The Gorge (2025)

The Gorge (2025)

2025 PG-13 127 Minutes

Thriller | Action | Romance | Horror

Two highly trained operatives grow close from a distance after being sent to guard opposite sides of a mysterious gorge. When an evil below emerges, they must work together to survive what lies wit...

Overall Rating

5 / 10
Verdict: So-So

User Review

  • d_riptide

    d_riptide

    5 / 10
    “The Gorge” passes on being vaguely interesting both in its concept and presentation but in terms of execution, it avoids completely zip lining into the pitfalls of depravity despite not immediately nullifying its own efforts.



    Am I the only one who felt like Scott Derrickson felt a little adrift here? He’s done plenty of trippy, horror-filled, action centric stuff in the past and this is him playing in dangerous territory, shifting away from and back to more obvious conventions without much rhythm. Despite being cognizant of this genre cocktail, this was a sign he had the confidence but not the vision.


    The best terms that come to mind in regards to the production design are cold and desolate. While a good chunk of these sets look ripped straight out of Annihilation or The Last of Us, it does play on the different stages and shadings of pandemic isolation with a dreary post-COVID, post Cold War atmosphere that supplies the necessary scope for a project of this magnitude with not much scale. Everything’s rather easy on the eyes but it doesn’t make the visual aesthetic any less…..grating and synthetic to look at, given that Apple TV flavor is its own unique brand of dishwater.

    Lighting often switches through high-contrast colored backlighting that recalls Dario Argento’s Suspiria but only more mildly irritating. Dan Lausten’s sweeping picturesque quality to his cinematography is the movie’s overwhelmingly positive factor with the editing coming in as a close second despite some blurring fast edits, costumes aren’t all that remarkable and what’s usually an uneven cocktail of horror, action, sci-fi, romance and a political thriller often gets very muddled at times as one genre sticks out like a sore thumb compared to others…..but the efforts are still somewhat commendable especially with a durable pace.
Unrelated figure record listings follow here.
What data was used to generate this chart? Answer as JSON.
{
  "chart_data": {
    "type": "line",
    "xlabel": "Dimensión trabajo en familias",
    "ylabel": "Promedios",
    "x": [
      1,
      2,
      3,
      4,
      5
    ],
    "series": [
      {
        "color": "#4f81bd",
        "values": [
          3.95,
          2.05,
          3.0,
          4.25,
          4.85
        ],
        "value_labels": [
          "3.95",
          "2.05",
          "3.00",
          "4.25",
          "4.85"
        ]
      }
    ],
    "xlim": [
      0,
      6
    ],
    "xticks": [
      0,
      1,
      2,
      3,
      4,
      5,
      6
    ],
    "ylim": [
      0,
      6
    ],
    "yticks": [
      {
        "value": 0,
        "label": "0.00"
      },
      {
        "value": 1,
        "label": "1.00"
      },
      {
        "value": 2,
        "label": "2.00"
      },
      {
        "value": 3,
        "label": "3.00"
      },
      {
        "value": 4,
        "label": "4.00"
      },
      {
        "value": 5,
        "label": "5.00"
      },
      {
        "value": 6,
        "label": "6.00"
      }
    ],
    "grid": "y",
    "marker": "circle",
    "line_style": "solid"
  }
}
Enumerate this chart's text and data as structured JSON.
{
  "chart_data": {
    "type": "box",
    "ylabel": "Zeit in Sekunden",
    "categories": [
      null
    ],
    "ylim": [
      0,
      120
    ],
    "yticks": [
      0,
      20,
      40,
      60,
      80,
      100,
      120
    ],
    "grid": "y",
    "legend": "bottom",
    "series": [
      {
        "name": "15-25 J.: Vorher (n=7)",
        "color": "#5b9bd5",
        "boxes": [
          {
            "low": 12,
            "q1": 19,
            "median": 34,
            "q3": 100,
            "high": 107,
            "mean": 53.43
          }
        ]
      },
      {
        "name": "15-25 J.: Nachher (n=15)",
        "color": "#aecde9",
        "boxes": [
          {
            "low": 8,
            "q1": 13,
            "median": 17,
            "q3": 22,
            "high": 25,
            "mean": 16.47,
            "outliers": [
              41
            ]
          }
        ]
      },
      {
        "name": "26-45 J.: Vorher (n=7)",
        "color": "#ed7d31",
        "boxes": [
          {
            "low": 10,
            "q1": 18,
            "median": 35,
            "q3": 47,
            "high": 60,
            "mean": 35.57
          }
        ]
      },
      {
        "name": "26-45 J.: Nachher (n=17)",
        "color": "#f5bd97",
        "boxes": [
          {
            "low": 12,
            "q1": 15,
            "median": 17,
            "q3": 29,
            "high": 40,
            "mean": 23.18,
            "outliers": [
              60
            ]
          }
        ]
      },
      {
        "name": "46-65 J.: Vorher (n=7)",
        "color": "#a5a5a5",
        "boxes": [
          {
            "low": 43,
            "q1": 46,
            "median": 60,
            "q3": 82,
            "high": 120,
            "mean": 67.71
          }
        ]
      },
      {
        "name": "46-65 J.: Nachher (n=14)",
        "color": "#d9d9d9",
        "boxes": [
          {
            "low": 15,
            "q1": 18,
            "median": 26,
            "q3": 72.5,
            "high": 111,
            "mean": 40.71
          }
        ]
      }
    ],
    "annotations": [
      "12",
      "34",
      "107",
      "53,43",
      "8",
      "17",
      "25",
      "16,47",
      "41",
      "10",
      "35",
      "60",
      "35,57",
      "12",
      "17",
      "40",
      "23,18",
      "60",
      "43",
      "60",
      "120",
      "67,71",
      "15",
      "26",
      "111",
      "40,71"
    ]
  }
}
You don’t hand a project with these many jumbled pieces to Scott Derrickson if you don’t think he can juggle it with some gusto.

    Trent Reznor and Atticus Ross’s score is less hypnotizing or entrancing than how it was utilized in Challengers but the music still fits despite being heavily indistinctive, CGI is progressively middling and the action sequences are frankly off putting, partially due to how basic they devolve into but mostly because of the hackneyed staging of them.


    Nothing against Miles Teller and Anya Taylor-Joy; they do well at mostly playing against type despite their chemistry falling between spotty and decent from moment to moment but the “romance” between them is….kinda tepid and flaccid at once. And this is more a case of the writer overstepping and overestimating how much we’re invested in these two when there’s very little interesting about said characters, especially when the dialogues this on-the-nose.

    It is nice seeing their characters bond, at least.



    Speaking of overestimating how much we care, I can’t say the narrative has many trump cards in its back pocket beyond the rather predictable outlines we’re all used to….and a truly dumb thoroughline with an elongated set-up, questionable structure and downright unsatisfying denouement. Considering the plot is basically that final battle in Back 4 Blood against the Abomination and the Ridden, or to be more charitable, Sleepless in Seattle crossbred with Serenity and Stranger Things stretched out to meet the Valentines Day quota, it’s a jack-of-all-trades that trades its possibly deep psychological character studies for an FPS computer game shoot-em-up. In a lame man’s terms, it’s yet another film that can’t decide what it wants to be or where to go and that’s a common occurrence with Zach Dean as a writer.

    Moreso, it’s a clear sign of both a director and writers creative visions clashing.

    Admittedly, it does a better job catching your attention in the first half when the intrigue and tension are high and you’re curious about the two leads and the initial promise of the Gorge only for all that progress to dissipate when we actually get in the Gorge. The two hour structure thankfully gives enough time to barely juggle all its ideas of purpose, distrust of higher authority, the dogmas of religion and the materialism of science; each various plot thread takes their time resolving themselves but only the romance gets a proper conclusion and for an “original feature” unsubtly selling itself on how dumb and schlocky its entire premise is, the tone ends up becoming the major buzzkill, derailing the rest of the project.

    We’re talking about two very skilled yet traumatized war veterans from different countries forced to guard a seemingly bottomless abyss to prevent monsters from coming out while falling for each other to escape their object loneliness so yes, you’d expect the tone to play into all that baggage but it cant modulate that accordingly because the audiences suspension of disbelief just keeps widening with each passing minute. Why are there are only two people positioned to over an entire gorge, why are they stationed directly across from one another and how has nobody else been made aware of this?



    Such conventional means are not all in vain for this movie, as The Gorge’s lopsided tonal shifts and congested narrative tendrils alongside really solid technical features places it miles above most Netflix projects but still leaves you with a slight metallic aftertaste.